A final note on method. This essay cited three primary technical sources (the OpenAI post from 2016, the Amodei et al. paper of June 2016, and the Hubinger et al. paper of June 2019) and three legal sources (Decree-Law 383/89, Directive 2024/2853, and the withdrawn AI Liability Directive proposal). The technical ones are openly available on arXiv and on OpenAI's blog. The legal ones are on the Official Journal of the European Union and the Diário da República. None of them sits behind a paywall. What prevents European legal commentary from engaging with the technical is not lack of access; it is lack of practice. That lack is correctable.

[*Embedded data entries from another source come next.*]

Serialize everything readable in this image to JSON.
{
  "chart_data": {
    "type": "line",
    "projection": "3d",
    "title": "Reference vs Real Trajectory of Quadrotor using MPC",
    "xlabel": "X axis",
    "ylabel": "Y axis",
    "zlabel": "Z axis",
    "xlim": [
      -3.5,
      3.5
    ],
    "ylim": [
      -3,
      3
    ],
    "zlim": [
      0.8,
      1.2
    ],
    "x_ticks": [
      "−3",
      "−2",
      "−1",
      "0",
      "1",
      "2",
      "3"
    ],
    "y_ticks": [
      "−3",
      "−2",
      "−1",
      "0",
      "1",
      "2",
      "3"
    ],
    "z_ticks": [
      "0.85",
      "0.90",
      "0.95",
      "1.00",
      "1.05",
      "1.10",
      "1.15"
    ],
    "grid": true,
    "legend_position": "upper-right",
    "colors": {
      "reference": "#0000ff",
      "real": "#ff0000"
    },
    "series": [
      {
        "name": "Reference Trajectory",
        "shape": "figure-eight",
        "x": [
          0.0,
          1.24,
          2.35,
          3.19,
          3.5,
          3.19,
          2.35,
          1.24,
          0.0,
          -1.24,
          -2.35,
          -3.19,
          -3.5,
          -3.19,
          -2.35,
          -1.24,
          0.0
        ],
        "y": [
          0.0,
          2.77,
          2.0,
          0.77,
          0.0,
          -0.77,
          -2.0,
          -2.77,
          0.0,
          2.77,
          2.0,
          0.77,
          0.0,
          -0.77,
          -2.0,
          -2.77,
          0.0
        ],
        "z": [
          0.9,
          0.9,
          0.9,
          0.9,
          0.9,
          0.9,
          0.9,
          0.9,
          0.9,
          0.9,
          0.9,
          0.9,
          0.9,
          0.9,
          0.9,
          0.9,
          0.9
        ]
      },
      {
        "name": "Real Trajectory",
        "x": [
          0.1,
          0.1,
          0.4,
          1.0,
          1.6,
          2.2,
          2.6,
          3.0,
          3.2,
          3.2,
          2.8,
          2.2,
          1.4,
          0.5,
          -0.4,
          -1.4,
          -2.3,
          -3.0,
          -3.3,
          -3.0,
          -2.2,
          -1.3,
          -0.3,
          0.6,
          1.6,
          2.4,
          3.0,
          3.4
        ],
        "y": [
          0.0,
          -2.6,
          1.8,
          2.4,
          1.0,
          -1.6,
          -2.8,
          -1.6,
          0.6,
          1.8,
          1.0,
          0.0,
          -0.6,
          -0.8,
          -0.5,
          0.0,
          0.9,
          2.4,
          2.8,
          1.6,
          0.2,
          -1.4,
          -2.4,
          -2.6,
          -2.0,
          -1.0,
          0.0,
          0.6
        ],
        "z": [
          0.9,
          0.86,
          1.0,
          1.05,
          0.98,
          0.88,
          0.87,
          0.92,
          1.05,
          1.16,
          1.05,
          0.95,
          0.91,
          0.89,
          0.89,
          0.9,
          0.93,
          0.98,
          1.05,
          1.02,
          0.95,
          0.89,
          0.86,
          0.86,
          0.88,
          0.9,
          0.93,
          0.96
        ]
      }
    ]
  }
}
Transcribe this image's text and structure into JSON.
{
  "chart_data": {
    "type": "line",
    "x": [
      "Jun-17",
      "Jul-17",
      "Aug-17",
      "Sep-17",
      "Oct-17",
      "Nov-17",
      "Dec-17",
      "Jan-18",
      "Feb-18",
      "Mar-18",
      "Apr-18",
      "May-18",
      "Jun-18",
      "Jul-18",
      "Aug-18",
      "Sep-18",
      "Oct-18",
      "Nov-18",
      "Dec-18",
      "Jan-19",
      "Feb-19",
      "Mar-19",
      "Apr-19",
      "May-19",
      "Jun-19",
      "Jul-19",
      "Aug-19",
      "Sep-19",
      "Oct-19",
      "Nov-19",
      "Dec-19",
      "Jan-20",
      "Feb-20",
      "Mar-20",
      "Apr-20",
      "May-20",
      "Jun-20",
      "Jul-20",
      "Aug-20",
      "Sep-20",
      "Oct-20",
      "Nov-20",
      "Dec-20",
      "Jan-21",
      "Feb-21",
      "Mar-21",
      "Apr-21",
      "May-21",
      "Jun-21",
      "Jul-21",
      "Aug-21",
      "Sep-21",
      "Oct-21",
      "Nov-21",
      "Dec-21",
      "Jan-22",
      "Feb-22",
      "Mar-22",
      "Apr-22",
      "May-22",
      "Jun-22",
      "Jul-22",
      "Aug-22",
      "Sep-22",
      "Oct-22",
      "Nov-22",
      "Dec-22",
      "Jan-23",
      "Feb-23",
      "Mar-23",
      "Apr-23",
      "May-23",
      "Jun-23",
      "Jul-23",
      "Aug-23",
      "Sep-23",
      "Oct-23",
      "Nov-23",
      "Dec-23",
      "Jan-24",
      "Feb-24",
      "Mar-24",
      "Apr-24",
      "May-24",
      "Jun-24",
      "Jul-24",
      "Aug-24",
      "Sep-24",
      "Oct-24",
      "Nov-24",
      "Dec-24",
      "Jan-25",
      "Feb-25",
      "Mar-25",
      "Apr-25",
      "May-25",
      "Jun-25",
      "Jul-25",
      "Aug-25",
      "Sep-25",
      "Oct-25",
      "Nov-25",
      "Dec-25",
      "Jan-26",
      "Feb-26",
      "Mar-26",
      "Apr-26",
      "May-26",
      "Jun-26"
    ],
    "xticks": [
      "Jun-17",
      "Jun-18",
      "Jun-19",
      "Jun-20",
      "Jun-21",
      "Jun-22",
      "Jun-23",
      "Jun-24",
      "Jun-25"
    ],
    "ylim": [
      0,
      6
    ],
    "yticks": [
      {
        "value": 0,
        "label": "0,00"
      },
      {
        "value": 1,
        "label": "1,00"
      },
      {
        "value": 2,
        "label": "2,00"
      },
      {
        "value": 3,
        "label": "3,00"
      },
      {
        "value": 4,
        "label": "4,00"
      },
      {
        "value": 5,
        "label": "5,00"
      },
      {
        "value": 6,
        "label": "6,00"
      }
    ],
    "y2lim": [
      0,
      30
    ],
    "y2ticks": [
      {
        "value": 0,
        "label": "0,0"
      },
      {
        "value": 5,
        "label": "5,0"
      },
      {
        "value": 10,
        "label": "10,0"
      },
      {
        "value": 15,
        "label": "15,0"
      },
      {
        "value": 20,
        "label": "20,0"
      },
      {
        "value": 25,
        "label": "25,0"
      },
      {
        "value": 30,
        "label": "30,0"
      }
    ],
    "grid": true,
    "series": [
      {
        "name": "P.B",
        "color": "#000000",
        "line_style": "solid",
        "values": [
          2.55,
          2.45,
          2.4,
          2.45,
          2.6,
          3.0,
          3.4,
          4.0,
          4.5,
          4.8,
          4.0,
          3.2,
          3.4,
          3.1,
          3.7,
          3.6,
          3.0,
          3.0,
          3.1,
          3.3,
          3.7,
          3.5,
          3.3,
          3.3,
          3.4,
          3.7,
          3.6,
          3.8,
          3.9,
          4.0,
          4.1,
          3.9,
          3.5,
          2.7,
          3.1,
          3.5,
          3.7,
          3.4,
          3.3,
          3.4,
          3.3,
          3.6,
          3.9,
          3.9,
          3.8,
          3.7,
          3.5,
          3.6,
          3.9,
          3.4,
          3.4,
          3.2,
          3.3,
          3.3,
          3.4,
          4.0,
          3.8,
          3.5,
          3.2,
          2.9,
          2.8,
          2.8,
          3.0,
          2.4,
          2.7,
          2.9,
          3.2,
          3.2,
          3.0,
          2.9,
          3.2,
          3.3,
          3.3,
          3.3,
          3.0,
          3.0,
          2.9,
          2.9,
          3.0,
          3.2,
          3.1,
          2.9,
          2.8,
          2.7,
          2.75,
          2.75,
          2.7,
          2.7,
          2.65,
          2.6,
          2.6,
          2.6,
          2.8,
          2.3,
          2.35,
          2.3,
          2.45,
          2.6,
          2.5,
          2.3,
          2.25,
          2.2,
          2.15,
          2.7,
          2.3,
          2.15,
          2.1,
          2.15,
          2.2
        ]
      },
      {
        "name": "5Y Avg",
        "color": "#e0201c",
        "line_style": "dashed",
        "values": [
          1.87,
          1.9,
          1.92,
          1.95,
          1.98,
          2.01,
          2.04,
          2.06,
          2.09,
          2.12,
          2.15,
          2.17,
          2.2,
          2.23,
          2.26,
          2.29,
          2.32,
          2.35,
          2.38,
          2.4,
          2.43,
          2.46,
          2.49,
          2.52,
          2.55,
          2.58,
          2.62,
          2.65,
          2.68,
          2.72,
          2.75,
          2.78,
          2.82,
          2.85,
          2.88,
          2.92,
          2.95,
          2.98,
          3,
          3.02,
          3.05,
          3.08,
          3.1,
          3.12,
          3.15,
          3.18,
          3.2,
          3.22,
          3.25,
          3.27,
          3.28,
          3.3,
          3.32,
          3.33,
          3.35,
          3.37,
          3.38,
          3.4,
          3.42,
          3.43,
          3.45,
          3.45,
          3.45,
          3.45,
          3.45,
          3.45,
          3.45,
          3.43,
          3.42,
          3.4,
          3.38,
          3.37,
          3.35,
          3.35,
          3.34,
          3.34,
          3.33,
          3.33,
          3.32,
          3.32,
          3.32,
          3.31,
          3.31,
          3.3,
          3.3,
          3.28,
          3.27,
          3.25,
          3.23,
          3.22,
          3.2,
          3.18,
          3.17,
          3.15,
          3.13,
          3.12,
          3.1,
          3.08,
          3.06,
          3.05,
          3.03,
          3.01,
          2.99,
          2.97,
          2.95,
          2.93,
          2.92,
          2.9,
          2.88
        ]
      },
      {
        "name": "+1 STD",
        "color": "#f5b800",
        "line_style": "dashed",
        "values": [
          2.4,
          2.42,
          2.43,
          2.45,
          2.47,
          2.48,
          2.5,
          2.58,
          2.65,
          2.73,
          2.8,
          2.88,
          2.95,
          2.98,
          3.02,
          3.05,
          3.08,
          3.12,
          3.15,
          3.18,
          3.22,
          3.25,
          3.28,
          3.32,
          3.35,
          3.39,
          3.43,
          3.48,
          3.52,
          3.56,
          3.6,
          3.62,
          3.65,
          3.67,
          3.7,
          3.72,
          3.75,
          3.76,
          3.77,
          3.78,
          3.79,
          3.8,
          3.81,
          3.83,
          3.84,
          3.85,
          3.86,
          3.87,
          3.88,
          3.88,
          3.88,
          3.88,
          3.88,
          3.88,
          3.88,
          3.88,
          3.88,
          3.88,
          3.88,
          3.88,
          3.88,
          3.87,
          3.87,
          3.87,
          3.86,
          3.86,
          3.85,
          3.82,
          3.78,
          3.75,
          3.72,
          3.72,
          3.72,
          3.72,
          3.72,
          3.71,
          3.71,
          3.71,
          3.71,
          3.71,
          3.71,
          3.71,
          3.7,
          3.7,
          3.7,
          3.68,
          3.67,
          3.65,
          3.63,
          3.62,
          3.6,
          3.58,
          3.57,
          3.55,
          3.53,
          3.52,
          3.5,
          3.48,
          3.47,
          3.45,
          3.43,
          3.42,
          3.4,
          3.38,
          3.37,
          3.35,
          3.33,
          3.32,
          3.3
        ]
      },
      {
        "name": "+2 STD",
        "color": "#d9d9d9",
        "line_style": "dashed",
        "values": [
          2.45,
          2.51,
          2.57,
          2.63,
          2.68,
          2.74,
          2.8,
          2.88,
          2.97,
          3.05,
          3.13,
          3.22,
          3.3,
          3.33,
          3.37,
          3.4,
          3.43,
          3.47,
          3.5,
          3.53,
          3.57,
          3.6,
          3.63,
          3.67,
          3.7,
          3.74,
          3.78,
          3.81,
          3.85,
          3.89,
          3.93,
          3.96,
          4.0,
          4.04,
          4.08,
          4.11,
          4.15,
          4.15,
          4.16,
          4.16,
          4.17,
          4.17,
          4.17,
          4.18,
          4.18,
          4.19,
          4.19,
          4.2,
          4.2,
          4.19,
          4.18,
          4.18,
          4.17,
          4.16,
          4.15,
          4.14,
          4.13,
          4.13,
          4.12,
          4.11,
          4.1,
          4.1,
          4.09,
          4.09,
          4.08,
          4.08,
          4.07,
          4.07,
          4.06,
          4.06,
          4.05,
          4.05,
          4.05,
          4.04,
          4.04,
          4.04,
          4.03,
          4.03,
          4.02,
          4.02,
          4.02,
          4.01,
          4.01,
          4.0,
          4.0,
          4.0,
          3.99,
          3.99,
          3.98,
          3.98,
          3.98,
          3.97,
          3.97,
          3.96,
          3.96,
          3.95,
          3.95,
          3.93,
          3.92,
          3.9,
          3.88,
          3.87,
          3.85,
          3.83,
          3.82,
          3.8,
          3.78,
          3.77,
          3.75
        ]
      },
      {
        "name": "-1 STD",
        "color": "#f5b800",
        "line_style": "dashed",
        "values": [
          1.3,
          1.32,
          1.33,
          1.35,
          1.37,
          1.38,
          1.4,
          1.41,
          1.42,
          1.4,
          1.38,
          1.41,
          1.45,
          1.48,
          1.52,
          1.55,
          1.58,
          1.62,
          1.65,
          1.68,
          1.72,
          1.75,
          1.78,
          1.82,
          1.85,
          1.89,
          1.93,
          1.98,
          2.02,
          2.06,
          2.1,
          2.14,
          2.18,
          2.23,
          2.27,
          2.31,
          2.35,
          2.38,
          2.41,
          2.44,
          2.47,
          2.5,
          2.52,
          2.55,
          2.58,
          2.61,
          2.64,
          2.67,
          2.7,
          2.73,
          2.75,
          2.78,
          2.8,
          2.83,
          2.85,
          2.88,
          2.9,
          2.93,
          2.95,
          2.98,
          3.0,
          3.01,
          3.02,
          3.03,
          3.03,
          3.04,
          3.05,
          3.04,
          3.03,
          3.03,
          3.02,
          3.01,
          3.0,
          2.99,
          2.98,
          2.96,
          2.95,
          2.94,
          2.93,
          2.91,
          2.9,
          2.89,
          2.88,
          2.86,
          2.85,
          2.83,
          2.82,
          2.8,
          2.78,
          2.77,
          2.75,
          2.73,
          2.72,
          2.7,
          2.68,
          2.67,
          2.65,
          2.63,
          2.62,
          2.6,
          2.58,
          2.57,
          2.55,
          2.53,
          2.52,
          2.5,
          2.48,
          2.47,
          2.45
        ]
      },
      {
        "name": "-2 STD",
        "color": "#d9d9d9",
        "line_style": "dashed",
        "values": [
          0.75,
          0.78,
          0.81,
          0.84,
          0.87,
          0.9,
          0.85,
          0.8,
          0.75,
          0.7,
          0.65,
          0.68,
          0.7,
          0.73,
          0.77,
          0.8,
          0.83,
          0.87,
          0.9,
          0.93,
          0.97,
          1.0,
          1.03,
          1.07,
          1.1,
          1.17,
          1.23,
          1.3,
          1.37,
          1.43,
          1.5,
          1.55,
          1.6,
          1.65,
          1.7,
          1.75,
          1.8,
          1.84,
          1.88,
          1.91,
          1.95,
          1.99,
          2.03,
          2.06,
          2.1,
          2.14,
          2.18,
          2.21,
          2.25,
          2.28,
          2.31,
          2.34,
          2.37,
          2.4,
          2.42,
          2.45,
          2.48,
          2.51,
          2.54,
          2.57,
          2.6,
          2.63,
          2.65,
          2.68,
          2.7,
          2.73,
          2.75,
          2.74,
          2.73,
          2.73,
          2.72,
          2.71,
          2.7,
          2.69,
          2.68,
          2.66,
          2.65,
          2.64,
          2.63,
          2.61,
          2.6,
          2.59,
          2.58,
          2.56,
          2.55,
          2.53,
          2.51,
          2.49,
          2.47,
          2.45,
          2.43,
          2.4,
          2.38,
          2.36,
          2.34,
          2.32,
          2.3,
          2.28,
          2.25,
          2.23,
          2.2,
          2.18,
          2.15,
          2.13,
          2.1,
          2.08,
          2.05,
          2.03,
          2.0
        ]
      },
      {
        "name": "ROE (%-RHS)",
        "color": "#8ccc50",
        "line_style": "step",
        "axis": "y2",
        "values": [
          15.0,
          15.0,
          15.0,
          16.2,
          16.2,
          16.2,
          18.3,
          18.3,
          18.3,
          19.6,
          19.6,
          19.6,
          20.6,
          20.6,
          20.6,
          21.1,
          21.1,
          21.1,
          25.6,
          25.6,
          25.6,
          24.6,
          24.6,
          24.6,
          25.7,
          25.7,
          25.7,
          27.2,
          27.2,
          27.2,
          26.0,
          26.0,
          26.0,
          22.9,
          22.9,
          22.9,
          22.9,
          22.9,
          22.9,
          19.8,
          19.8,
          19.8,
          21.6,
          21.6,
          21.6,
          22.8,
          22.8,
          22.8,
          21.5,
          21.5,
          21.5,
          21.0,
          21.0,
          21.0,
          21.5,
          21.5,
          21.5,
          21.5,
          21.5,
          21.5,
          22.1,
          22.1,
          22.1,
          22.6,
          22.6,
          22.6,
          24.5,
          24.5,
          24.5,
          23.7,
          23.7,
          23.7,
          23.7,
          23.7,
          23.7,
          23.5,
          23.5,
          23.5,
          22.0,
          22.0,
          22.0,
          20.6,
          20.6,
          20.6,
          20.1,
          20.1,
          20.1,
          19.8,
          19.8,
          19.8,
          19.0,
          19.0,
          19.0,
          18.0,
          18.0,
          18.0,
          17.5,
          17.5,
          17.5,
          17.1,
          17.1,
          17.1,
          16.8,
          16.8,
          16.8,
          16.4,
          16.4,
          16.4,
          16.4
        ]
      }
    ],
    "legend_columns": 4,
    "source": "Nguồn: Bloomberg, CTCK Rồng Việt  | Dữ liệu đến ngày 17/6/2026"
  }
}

And, as I argued in the previous essay, there are reasons to think the correction has to come from the legal side.

Primary sources:

Faulty Reward Functions in the Wild, OpenAI, 21 December 2016.
Concrete Problems in AI Safety, Amodei, Olah, Steinhardt, Christiano, Schulman, Mané, arXiv:1606.06565, June 2016.
Risks from Learned Optimization in Advanced Machine Learning Systems, Hubinger, van Merwijk, Mikulik, Skalse, Garrabrant, arXiv:1906.01820, 5 June 2019.
Specification gaming: the flip side of AI ingenuity, DeepMind, 2020.
Dissecting racial bias in an algorithm used to manage the health of populations, Obermeyer, Powers, Vogeli, Mullainathan, Science 366 (2019) 447-453.
Portuguese Decree-Law No. 383/89 of 6 November.
Council Directive 85/374/EEC of 25 July 1985.
Directive (EU) 2024/2853 of the European Parliament and of the Council of 23 October 2024.
Proposal for a Directive on adapting non-contractual civil liability rules to artificial intelligence, COM(2022) 496, withdrawn on 6 October 2025.
João Calvão da Silva, Responsabilidade Civil do Produtor, Almedina, as one of the classical Portuguese doctrinal references.